As shown in Figure 1, both the Sandstone samples (solid lines) and the Carbonate samples (dashed lines) can be differentiated from each other. However, it is noteworthy that the Modified Andrews Curves (bottom plot) maintain this differentiation over a longer interval of the domain.
Figure 2: Andrew Curves of the standardized Example 1 data . The line type differentiates the samples according to their Population attribute - Solid Lines: Sandstone; Dashed lines: Carbonated. The top plot is for the original Andrews Curves and the bottom plot is for the Modified Andrews Curves.

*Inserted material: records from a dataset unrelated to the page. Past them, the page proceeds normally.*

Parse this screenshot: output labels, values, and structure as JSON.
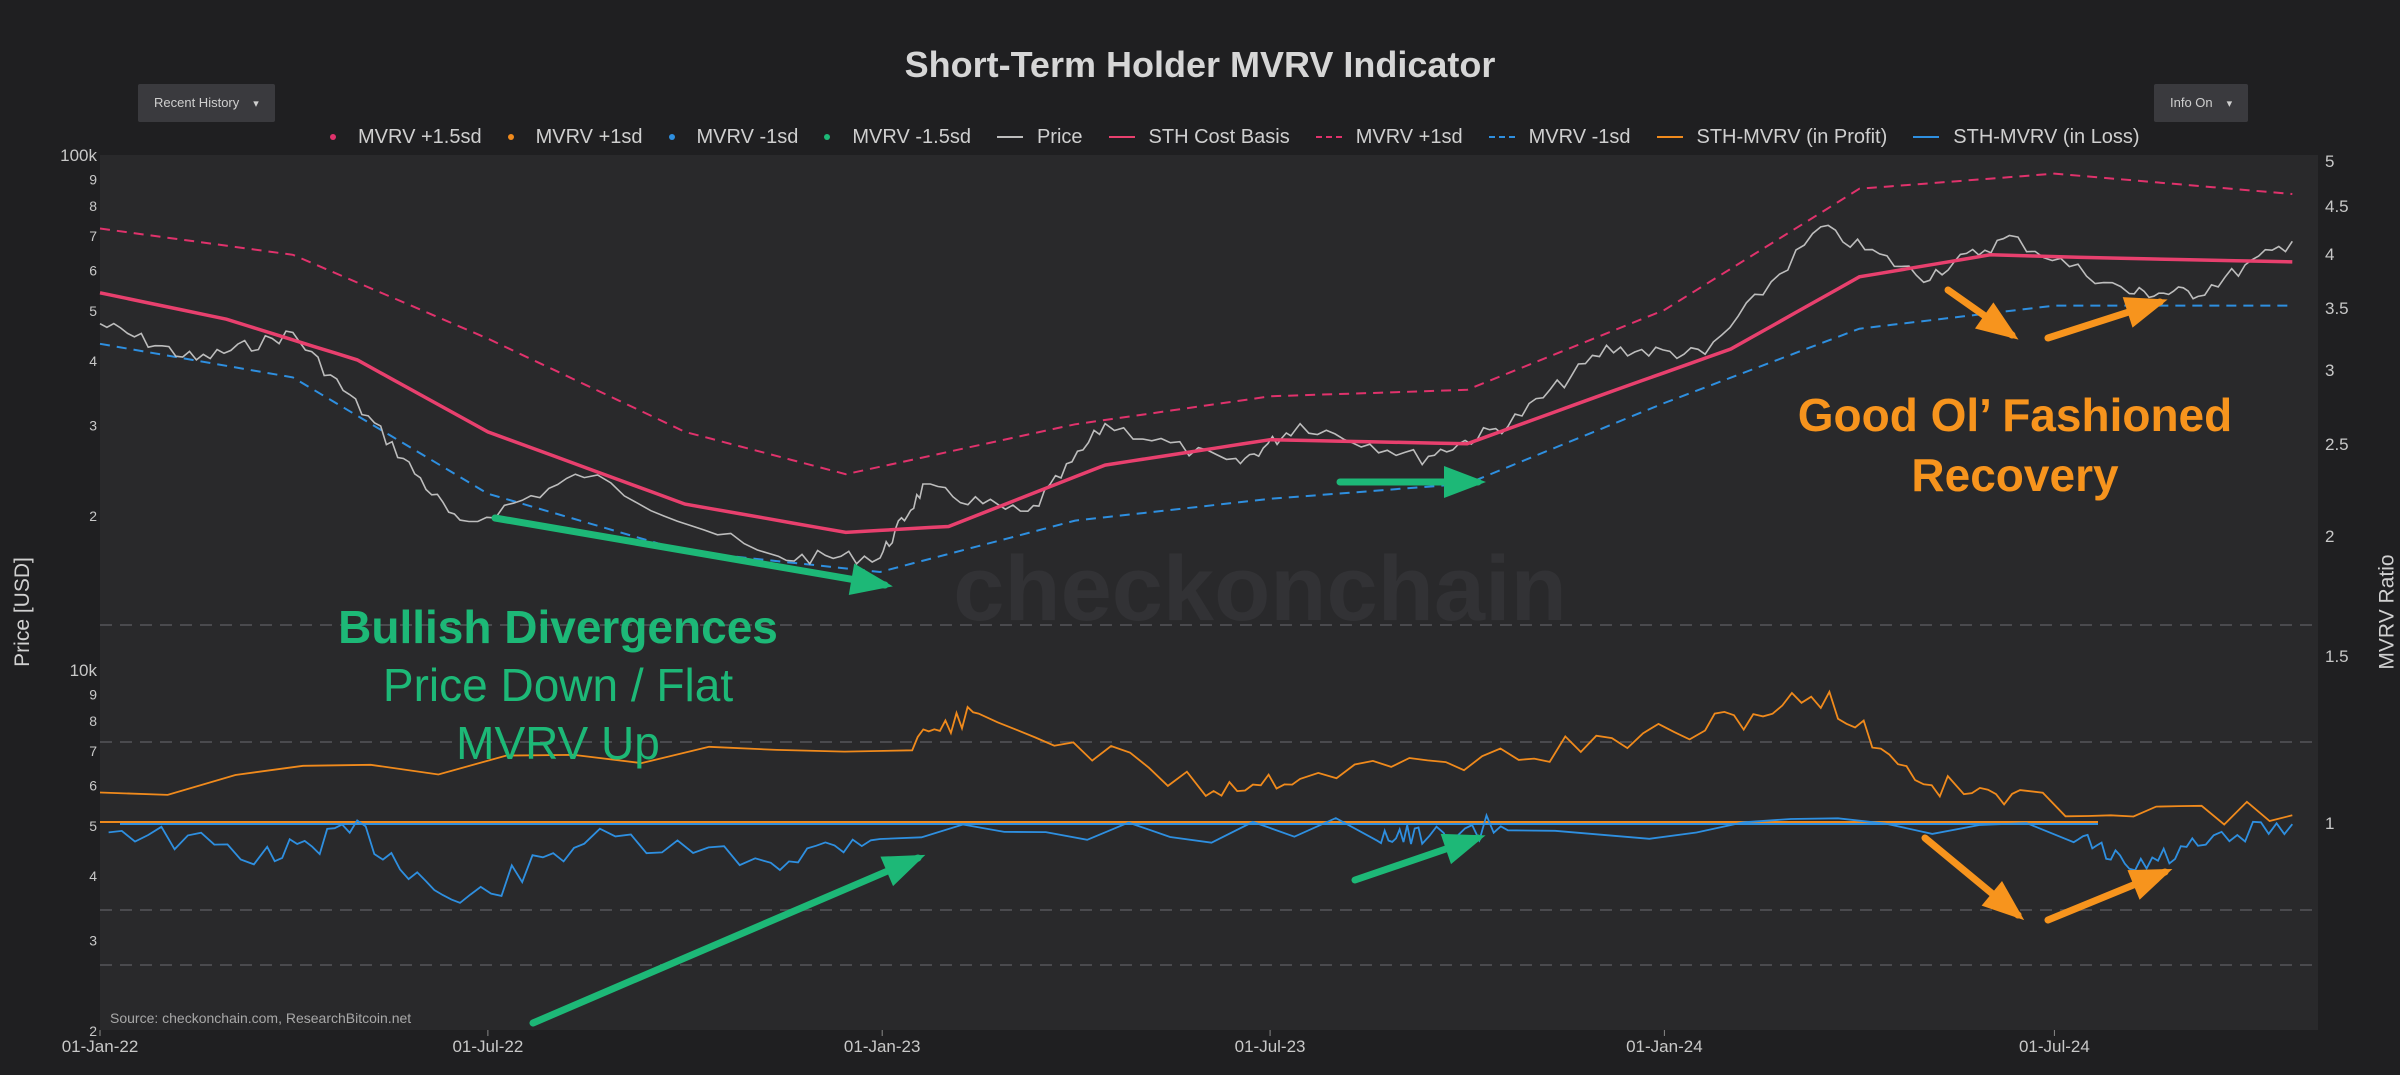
{
  "title": "Short-Term Holder MVRV Indicator",
  "controls": {
    "recent_history": "Recent History",
    "info_on": "Info On",
    "caret": "▾"
  },
  "legend": [
    {
      "label": "MVRV +1.5sd",
      "kind": "dot",
      "color": "#e0326c"
    },
    {
      "label": "MVRV +1sd",
      "kind": "dot",
      "color": "#f08a1c"
    },
    {
      "label": "MVRV -1sd",
      "kind": "dot",
      "color": "#2e8fe0"
    },
    {
      "label": "MVRV -1.5sd",
      "kind": "dot",
      "color": "#1db877"
    },
    {
      "label": "Price",
      "kind": "line",
      "color": "#bdbdbd"
    },
    {
      "label": "STH Cost Basis",
      "kind": "line",
      "color": "#e8406e"
    },
    {
      "label": "MVRV +1sd",
      "kind": "dash",
      "color": "#e0326c"
    },
    {
      "label": "MVRV -1sd",
      "kind": "dash",
      "color": "#2e8fe0"
    },
    {
      "label": "STH-MVRV (in Profit)",
      "kind": "line",
      "color": "#f08a1c"
    },
    {
      "label": "STH-MVRV (in Loss)",
      "kind": "line",
      "color": "#2e8fe0"
    }
  ],
  "axes": {
    "left_label": "Price [USD]",
    "right_label": "MVRV Ratio",
    "left_ticks": [
      "100k",
      "9",
      "8",
      "7",
      "6",
      "5",
      "4",
      "3",
      "2",
      "10k",
      "9",
      "8",
      "7",
      "6",
      "5",
      "4",
      "3",
      "2"
    ],
    "right_ticks": [
      "5",
      "4.5",
      "4",
      "3.5",
      "3",
      "2.5",
      "2",
      "1.5",
      "1"
    ],
    "x_ticks": [
      "01-Jan-22",
      "01-Jul-22",
      "01-Jan-23",
      "01-Jul-23",
      "01-Jan-24",
      "01-Jul-24"
    ]
  },
  "annotations": {
    "bullish_title": "Bullish Divergences",
    "bullish_line1": "Price Down / Flat",
    "bullish_line2": "MVRV Up",
    "recovery_line1": "Good Ol’ Fashioned",
    "recovery_line2": "Recovery",
    "watermark": "checkonchain"
  },
  "source": "Source: checkonchain.com, ResearchBitcoin.net",
  "colors": {
    "background": "#1f1f21",
    "plot": "#29292b",
    "price": "#bdbdbd",
    "cost_basis": "#e8406e",
    "upper_band": "#e0326c",
    "lower_band": "#2e8fe0",
    "mvrv_profit": "#f08a1c",
    "mvrv_loss": "#2e8fe0",
    "green_annotation": "#1db877",
    "orange_annotation": "#f7941d"
  },
  "chart_data": {
    "type": "line",
    "x_start": "2022-01-01",
    "x_end": "2024-11-01",
    "price_axis": {
      "scale": "log",
      "range": [
        2000,
        100000
      ],
      "unit": "USD"
    },
    "mvrv_axis": {
      "range": [
        0.5,
        5
      ]
    },
    "series": [
      {
        "name": "Price",
        "points": [
          [
            "2022-01-01",
            47000
          ],
          [
            "2022-02-15",
            40000
          ],
          [
            "2022-04-01",
            45000
          ],
          [
            "2022-05-12",
            29000
          ],
          [
            "2022-06-18",
            19000
          ],
          [
            "2022-08-15",
            24000
          ],
          [
            "2022-11-10",
            16500
          ],
          [
            "2022-12-31",
            16600
          ],
          [
            "2023-01-20",
            22500
          ],
          [
            "2023-03-10",
            20000
          ],
          [
            "2023-04-15",
            30000
          ],
          [
            "2023-06-15",
            25000
          ],
          [
            "2023-07-15",
            30000
          ],
          [
            "2023-09-10",
            25800
          ],
          [
            "2023-10-20",
            30000
          ],
          [
            "2023-12-05",
            42000
          ],
          [
            "2024-01-20",
            41000
          ],
          [
            "2024-03-14",
            72000
          ],
          [
            "2024-05-01",
            58000
          ],
          [
            "2024-06-10",
            69000
          ],
          [
            "2024-08-05",
            54000
          ],
          [
            "2024-09-06",
            54000
          ],
          [
            "2024-10-20",
            68000
          ]
        ]
      },
      {
        "name": "STH Cost Basis",
        "points": [
          [
            "2022-01-01",
            54000
          ],
          [
            "2022-03-01",
            48000
          ],
          [
            "2022-05-01",
            40000
          ],
          [
            "2022-07-01",
            29000
          ],
          [
            "2022-10-01",
            21000
          ],
          [
            "2022-12-15",
            18500
          ],
          [
            "2023-02-01",
            19000
          ],
          [
            "2023-04-15",
            25000
          ],
          [
            "2023-07-01",
            28000
          ],
          [
            "2023-10-01",
            27500
          ],
          [
            "2023-12-01",
            34000
          ],
          [
            "2024-02-01",
            42000
          ],
          [
            "2024-04-01",
            58000
          ],
          [
            "2024-06-01",
            64000
          ],
          [
            "2024-08-01",
            63000
          ],
          [
            "2024-10-20",
            62000
          ]
        ]
      },
      {
        "name": "MVRV +1sd",
        "points": [
          [
            "2022-01-01",
            72000
          ],
          [
            "2022-04-01",
            64000
          ],
          [
            "2022-07-01",
            44000
          ],
          [
            "2022-10-01",
            29000
          ],
          [
            "2022-12-15",
            24000
          ],
          [
            "2023-04-01",
            30000
          ],
          [
            "2023-07-01",
            34000
          ],
          [
            "2023-10-01",
            35000
          ],
          [
            "2024-01-01",
            50000
          ],
          [
            "2024-04-01",
            86000
          ],
          [
            "2024-07-01",
            92000
          ],
          [
            "2024-10-20",
            84000
          ]
        ]
      },
      {
        "name": "MVRV -1sd",
        "points": [
          [
            "2022-01-01",
            43000
          ],
          [
            "2022-04-01",
            37000
          ],
          [
            "2022-07-01",
            22000
          ],
          [
            "2022-10-01",
            17000
          ],
          [
            "2022-12-31",
            15500
          ],
          [
            "2023-04-01",
            19500
          ],
          [
            "2023-07-01",
            21500
          ],
          [
            "2023-10-01",
            23000
          ],
          [
            "2024-01-01",
            33000
          ],
          [
            "2024-04-01",
            46000
          ],
          [
            "2024-07-01",
            51000
          ],
          [
            "2024-10-20",
            51000
          ]
        ]
      },
      {
        "name": "STH-MVRV (in Profit)",
        "points": [
          [
            "2022-01-01",
            1.1
          ],
          [
            "2023-01-15",
            1.25
          ],
          [
            "2023-02-15",
            1.32
          ],
          [
            "2023-06-01",
            1.1
          ],
          [
            "2023-07-15",
            1.14
          ],
          [
            "2023-10-25",
            1.2
          ],
          [
            "2024-01-20",
            1.28
          ],
          [
            "2024-03-14",
            1.38
          ],
          [
            "2024-05-01",
            1.12
          ],
          [
            "2024-06-15",
            1.06
          ],
          [
            "2024-10-20",
            1.02
          ]
        ]
      },
      {
        "name": "STH-MVRV (in Loss)",
        "points": [
          [
            "2022-01-05",
            0.98
          ],
          [
            "2022-03-20",
            0.84
          ],
          [
            "2022-05-01",
            0.96
          ],
          [
            "2022-06-18",
            0.62
          ],
          [
            "2022-08-15",
            0.92
          ],
          [
            "2022-11-10",
            0.82
          ],
          [
            "2022-12-31",
            0.95
          ],
          [
            "2023-08-20",
            0.96
          ],
          [
            "2023-09-10",
            0.92
          ],
          [
            "2023-10-20",
            0.99
          ],
          [
            "2024-07-10",
            0.94
          ],
          [
            "2024-08-05",
            0.78
          ],
          [
            "2024-09-06",
            0.88
          ],
          [
            "2024-10-20",
            0.99
          ]
        ]
      }
    ],
    "grid": true,
    "legend_placement": "top"
  }
}
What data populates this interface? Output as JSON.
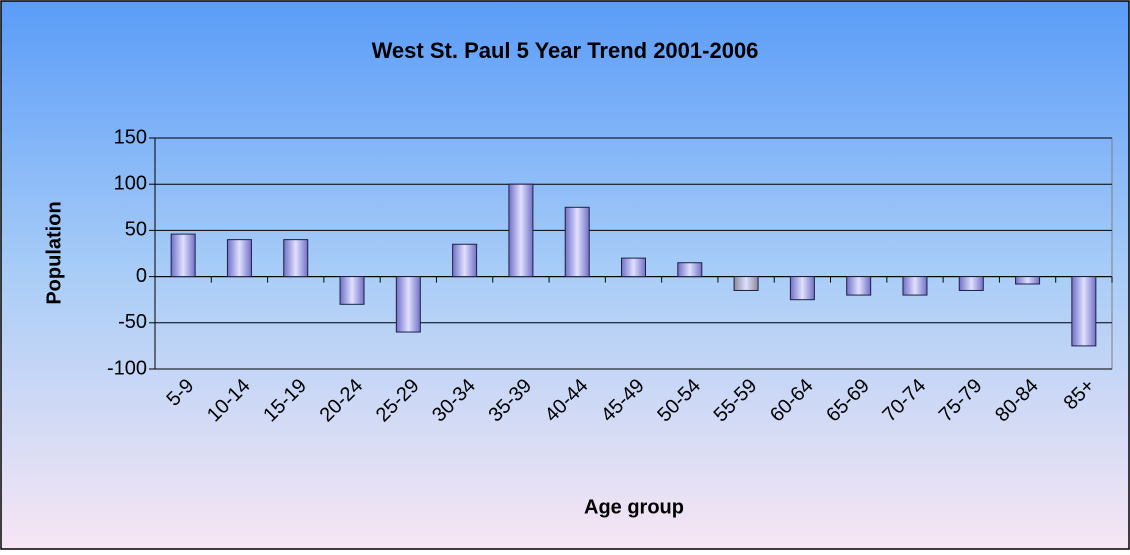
{
  "chart_data": {
    "type": "bar",
    "title": "West St. Paul 5 Year Trend 2001-2006",
    "x_label": "Age group",
    "y_label": "Population",
    "categories": [
      "5-9",
      "10-14",
      "15-19",
      "20-24",
      "25-29",
      "30-34",
      "35-39",
      "40-44",
      "45-49",
      "50-54",
      "55-59",
      "60-64",
      "65-69",
      "70-74",
      "75-79",
      "80-84",
      "85+"
    ],
    "values": [
      46,
      40,
      40,
      -30,
      -60,
      35,
      100,
      75,
      20,
      15,
      -15,
      -25,
      -20,
      -20,
      -15,
      -8,
      -75
    ],
    "colors": [
      "#7070c8",
      "#7070c8",
      "#7070c8",
      "#7070c8",
      "#7070c8",
      "#7070c8",
      "#7070c8",
      "#7070c8",
      "#7070c8",
      "#7070c8",
      "#8a8a9a",
      "#7070c8",
      "#7070c8",
      "#7070c8",
      "#7070c8",
      "#7070c8",
      "#7070c8"
    ],
    "ylim": [
      -100,
      150
    ],
    "yticks": [
      -100,
      -50,
      0,
      50,
      100,
      150
    ],
    "grid": true
  }
}
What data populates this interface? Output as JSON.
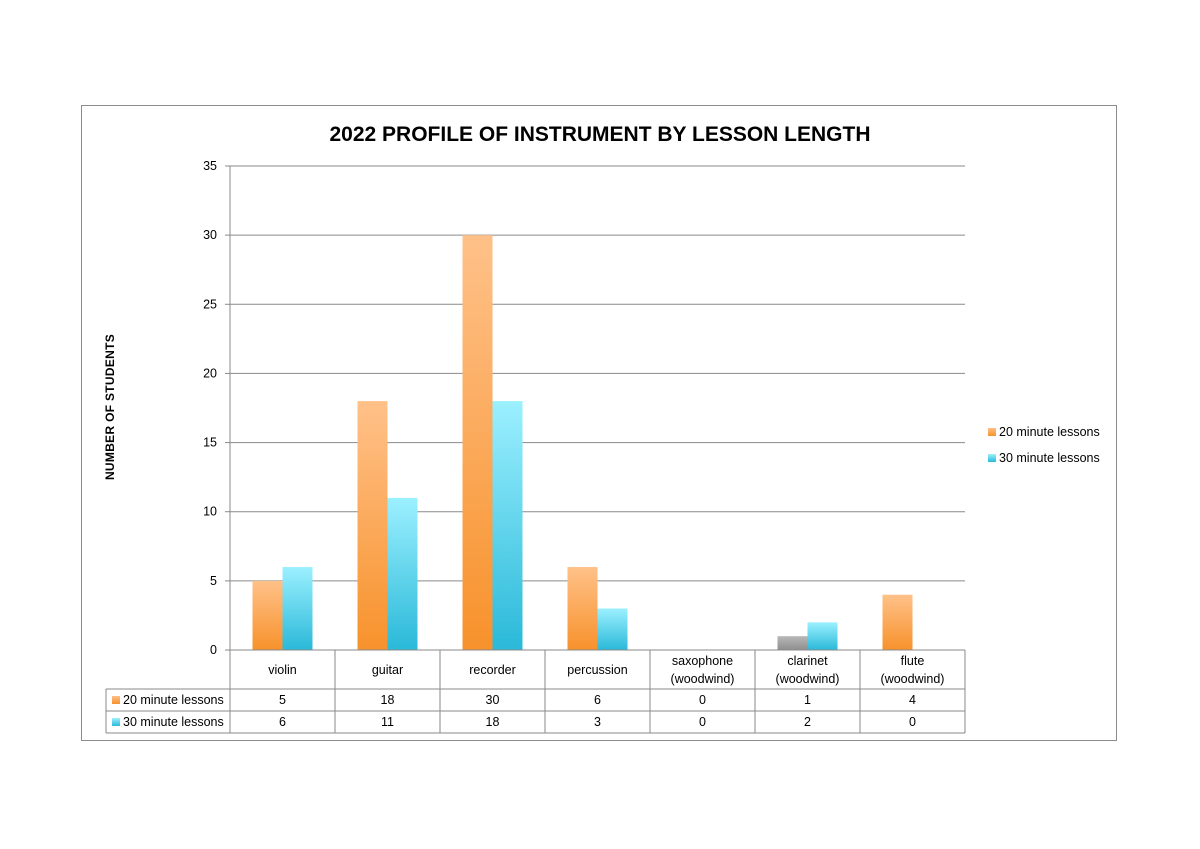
{
  "chart_data": {
    "type": "bar",
    "title": "2022 PROFILE OF INSTRUMENT BY LESSON LENGTH",
    "xlabel": "",
    "ylabel": "NUMBER OF STUDENTS",
    "ylim": [
      0,
      35
    ],
    "yticks": [
      "0",
      "5",
      "10",
      "15",
      "20",
      "25",
      "30",
      "35"
    ],
    "grid": true,
    "legend_position": "right",
    "categories": [
      [
        "violin"
      ],
      [
        "guitar"
      ],
      [
        "recorder"
      ],
      [
        "percussion"
      ],
      [
        "saxophone",
        "(woodwind)"
      ],
      [
        "clarinet",
        "(woodwind)"
      ],
      [
        "flute",
        "(woodwind)"
      ]
    ],
    "series": [
      {
        "name": "20 minute lessons",
        "color": "#f79b3c",
        "values": [
          5,
          18,
          30,
          6,
          0,
          1,
          4
        ]
      },
      {
        "name": "30 minute lessons",
        "color": "#4fd3ee",
        "values": [
          6,
          11,
          18,
          3,
          0,
          2,
          0
        ]
      }
    ]
  }
}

Similarly to the previous analysis, Figure 2 clearly shows the distinction between the Sandstone samples (solid lines) and the Carbonate samples (dashed lines), with the Modified Andrews Curves (bottom plot) providing an even clearer distinction between the sample types. However, through the standardization process, it becomes more apparent that there are sub-populations within both the Sandstone and Carbonate data, highlighting the importance of applying such standardization before using Andrews Curves transformations to more precisely identify groups.
Figure 3: Parallel plots of the Example 1 data. The line color differentiates the samples according to their Population attribute - Orange: Carbonate; Blue: Sandstone.
In Figure 3, the parallel plots clearly differentiate the data according to its Population type based on the y1, …, y6 attributes. Evidence of the sub-populations discussed in the Andrews Curves for Standardized Data can also be observed here, reinforcing the findings of distinct groups within the Sandstone and Carbonate data.
When it comes to identifying populations within the data, all the techniques covered are capable of distinguishing between them. However, focusing specifically on the Andrews Curves, the comparison between the results in Figures 1 and 2 highlights the enhanced differentiation achieved with the standardized data. The standardization process revealed the existence of sub-populations more clearly. Additionally, the Modified Andrews Curves outperformed the original Andrews Curves in terms of resolution, indicating that applying Modified Andrews Curves to standardized data offers the best combination of characteristics for using Andrews Curves to differentiate data into distinct groups.
On the other hand, Parallel Plots seem to outperform the other techniques covered in this exploratory data analysis. Similar to the Modified Andrews Curves for standardized data, the Parallel Plot effectively differentiates population types and shows evidence of sub-populations. However, it has the additional advantage of allowing the identification of specific attributes that contribute to distinguishing between populations and sub-populations.